Сестры Мора очень любили юношу. Они приносили ему старинные книги и помогали найти ключ к гороскопам и картам судеб. Они садились вокруг него, взявшись за руки, чтобы наполнить благотворными флюидами, но и это мало помогало Николасу в постижении тайной мудрости. Они защищали его любовь к Аманде. Вначале девушка была очарована и столом о трех ножках, и блистательными художниками в доме Николаса, но вскоре ей надоело вызывать духов и читать наизусть Поэта, стихи которого передавались из уст в уста, и она пошла работать репортером в газету.
– Жульническая профессия, – высказался Эстебан Труэба, узнав об этом.
Труэба не испытывал симпатии к Аманде. Ему не нравилось видеть ее у себя в доме. Он считал, что она плохо влияет на сына, и думал, что ее длинные волосы, подведенные глаза и звенящие бусы являются проявлением какого-то скрытого порока, а ее привычка снимать туфли и садиться на пол, скрестив ноги подобно туземке, выдает в ней грубую натуру.

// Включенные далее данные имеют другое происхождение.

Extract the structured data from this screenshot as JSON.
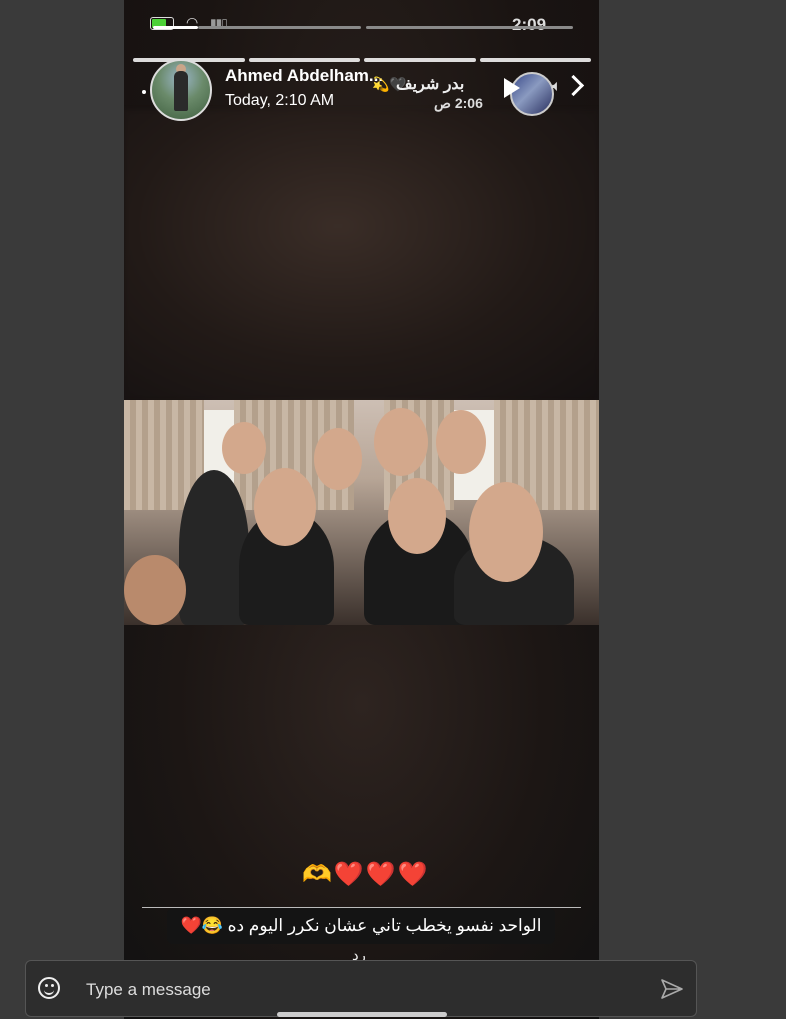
{
  "status_bar": {
    "time": "2:09"
  },
  "header": {
    "sender_name": "Ahmed Abdelham...",
    "timestamp": "Today, 2:10 AM",
    "progress_segments": 4
  },
  "inner_story": {
    "name": "بدر شريف",
    "emoji": "💫🖤",
    "time": "2:06 ص"
  },
  "stickers": {
    "hearts": "🫶❤️❤️❤️"
  },
  "caption": {
    "text": "الواحد نفسو يخطب تاني عشان نكرر اليوم ده 😂❤️"
  },
  "reply": {
    "label": "رد"
  },
  "message_bar": {
    "placeholder": "Type a message"
  },
  "colors": {
    "background": "#3a3a3a",
    "heart": "#e41e3f",
    "battery": "#4cd137"
  }
}
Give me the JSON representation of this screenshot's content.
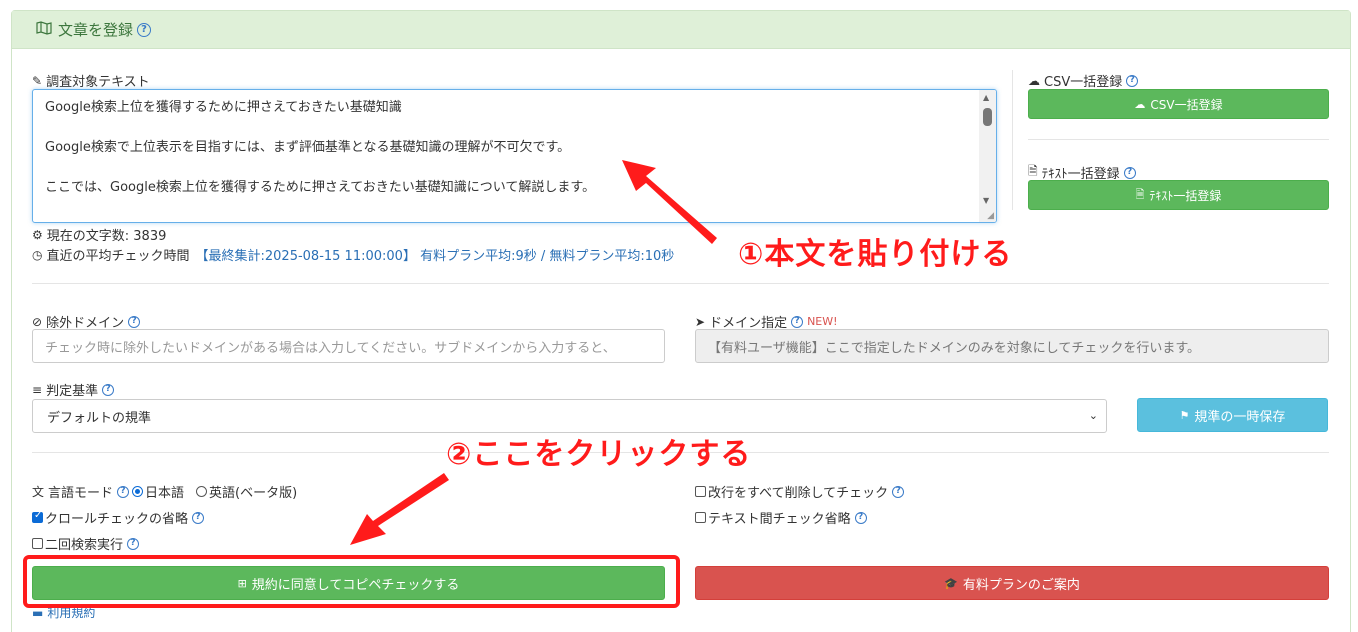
{
  "panel": {
    "title": "文章を登録"
  },
  "target_text": {
    "label": "調査対象テキスト",
    "lines": [
      "Google検索上位を獲得するために押さえておきたい基礎知識",
      "Google検索で上位表示を目指すには、まず評価基準となる基礎知識の理解が不可欠です。",
      "ここでは、Google検索上位を獲得するために押さえておきたい基礎知識について解説します。"
    ],
    "char_count": "現在の文字数: 3839",
    "avg_check_label": "直近の平均チェック時間",
    "avg_check_stats": "【最終集計:2025-08-15 11:00:00】 有料プラン平均:9秒 / 無料プラン平均:10秒"
  },
  "csv": {
    "label": "CSV一括登録",
    "button": "CSV一括登録"
  },
  "text_bulk": {
    "label": "ﾃｷｽﾄ一括登録",
    "button": "ﾃｷｽﾄ一括登録"
  },
  "exclude_domain": {
    "label": "除外ドメイン",
    "placeholder": "チェック時に除外したいドメインがある場合は入力してください。サブドメインから入力すると、"
  },
  "domain_spec": {
    "label": "ドメイン指定",
    "badge": "NEW!",
    "placeholder": "【有料ユーザ機能】ここで指定したドメインのみを対象にしてチェックを行います。"
  },
  "criteria": {
    "label": "判定基準",
    "selected": "デフォルトの規準",
    "save_button": "規準の一時保存"
  },
  "options": {
    "language_label": "言語モード",
    "lang_ja": "日本語",
    "lang_en": "英語(ベータ版)",
    "crawl_skip": "クロールチェックの省略",
    "double_search": "二回検索実行",
    "remove_newlines": "改行をすべて削除してチェック",
    "text_compare_skip": "テキスト間チェック省略"
  },
  "actions": {
    "check_button": "規約に同意してコピペチェックする",
    "paid_button": "有料プランのご案内",
    "terms_link": "利用規約"
  },
  "annotations": {
    "step1": "①本文を貼り付ける",
    "step2": "②ここをクリックする"
  },
  "colors": {
    "green": "#5cb85c",
    "info": "#5bc0de",
    "red": "#d9534f",
    "annotation": "#ff1b1b",
    "header_bg": "#dff0d8"
  }
}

Аманда отличалась весьма пессимистичным видением мира и, чтобы подавить депрессию, курила гашиш. Николас присоединялся к ней. Клара видела, что ее сын временами бывал не в себе, но даже ее удивительная интуиция не находила объяснения странному поведению, сопровождавшемуся бредом, тяжелым сном и неоправданной веселостью, ведь она никогда не слышала ни об этом наркотике, ни о каком другом. «Все дело в возрасте, это у него пройдет», – думала она, увидев, как Николас расхаживает словно лунатик. В такие моменты она забывала, что Хайме, родившийся в тот же день, не страдал ни одним из этих недугов.